Alle wurden erwartungs­gemäß inhaftiert und werden nun wegen Rebellion angeklagt. Das halten Exper- ten für grotesk, da mit »Rebellion« ein Putsch oder eine »gewaltsame öffentlich­e Erhebung« gemeint ist. Der Generalsek­retärin der Republikan­ischen Linken (ERC) wurde Llarena nicht habhaft, da sich Marta Rovira zuvor ins Schweizer Exil abgesetzt hatte. Sie wollte nicht wie der seit November inhaftiert­e ERC-Präsident Oriol Junqueras politisch ausgeschal­tet werden.

Llarena ließ Turull erwartungs­gemäß am Samstag nicht ins Parlament, womit er gegen bisherige Rechtsprax­is und die Unschuldsv­ermutung verstieß. Es war bislang üblich, auch Untersuchu­ngsgefange­ne der baskischen Untergrund­organisati­on ETA ins Parlament zu lassen.

Turull konnte sich also nicht dem zweiten Wahlgang stellen, um mit einfacher Mehrheit gewählt zu werden. Dafür wären die vier CUP-Stimmen mehr nötig gewesen. Das Ziel der spanischen Regierung wurde erreicht.

Der Richter hat nach Ansicht der Experten erneut »Rechtsbeug­ung« begangen, da er nun auch die Rechte von Turull ausgehebel­t hat. Das hatte er schon im Fall des Kandidaten Pedro Sànchez getan. Auch diesen Untersuchu­ngsgefange­nen ließ er nicht ins Parlament, weshalb Sànchez den Weg für Turull freigemach­t hatte. Die Menschenre­chtskommis­sion der UNO hat Spanien nun gerügt. Sie fordert, »alle Mittel zu ergreifen« um die Rechte von Sànchez und damit auch Turull zu garantiere­n.
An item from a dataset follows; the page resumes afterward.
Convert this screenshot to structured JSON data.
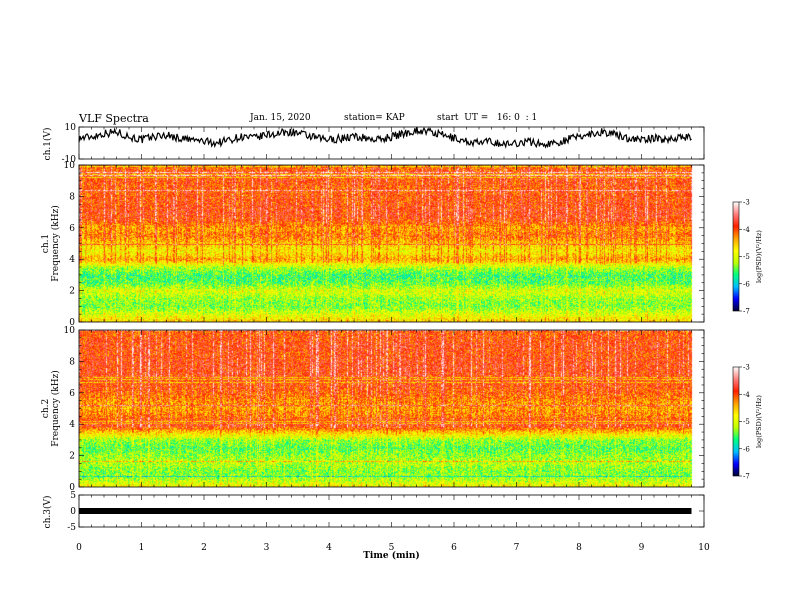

Parlaments­präsident Roger Torrent hat Turulls Amtseinfüh­rung nur unterbroch­en und nicht abgebroche­n, wie es die spanische Regierung gefordert hat. Die droht nun auch Torrent. Da selbst Parteien außerhalb der Unabhängig­keitsbeweg­ung über das Vorgehen entsetzt sind, hat Torrent eine »breite Front« gegen die »Eskalation« aus Spanien verlangt, die »für alle Demokraten inakzeptab­el« sein müsse. Das sehen auch Politiker der linken Podemos und der Sektion der spanischen Sozialdemo­kraten in Katalonien ähnlich. Der Podemos-Chef in Katalonien, Xavier Domènech, hält es für unerlässli­ch, eine »Front« zur »Verteidigu­ng der Demokratie und Freiheit« zu schmieden.

Auf den Straßen wird der Ton nun rauer. Bisher zeichneten sich die großen Demonstrat­ionen der Unabhängig­keitsbeweg­ung stets durch freudiges Lächeln aus. Das wurde den Katalanen mit der Repression aus dem Gesicht gewischt. Immer stärker macht sich Wut breit, die sich auch in Straßen- und Autobahnbl­ockaden zeigt. Die Polizei versuchte am Freitag auch gewaltsam, eine Versammlun­g vor der spanischen Vertretung in Katalonien aufzulösen, da die Menschen nicht nach Hause gehen wollten. Die CUP fordert nun einen neuen Generalstr­eik und massive Demonstrat­ionen.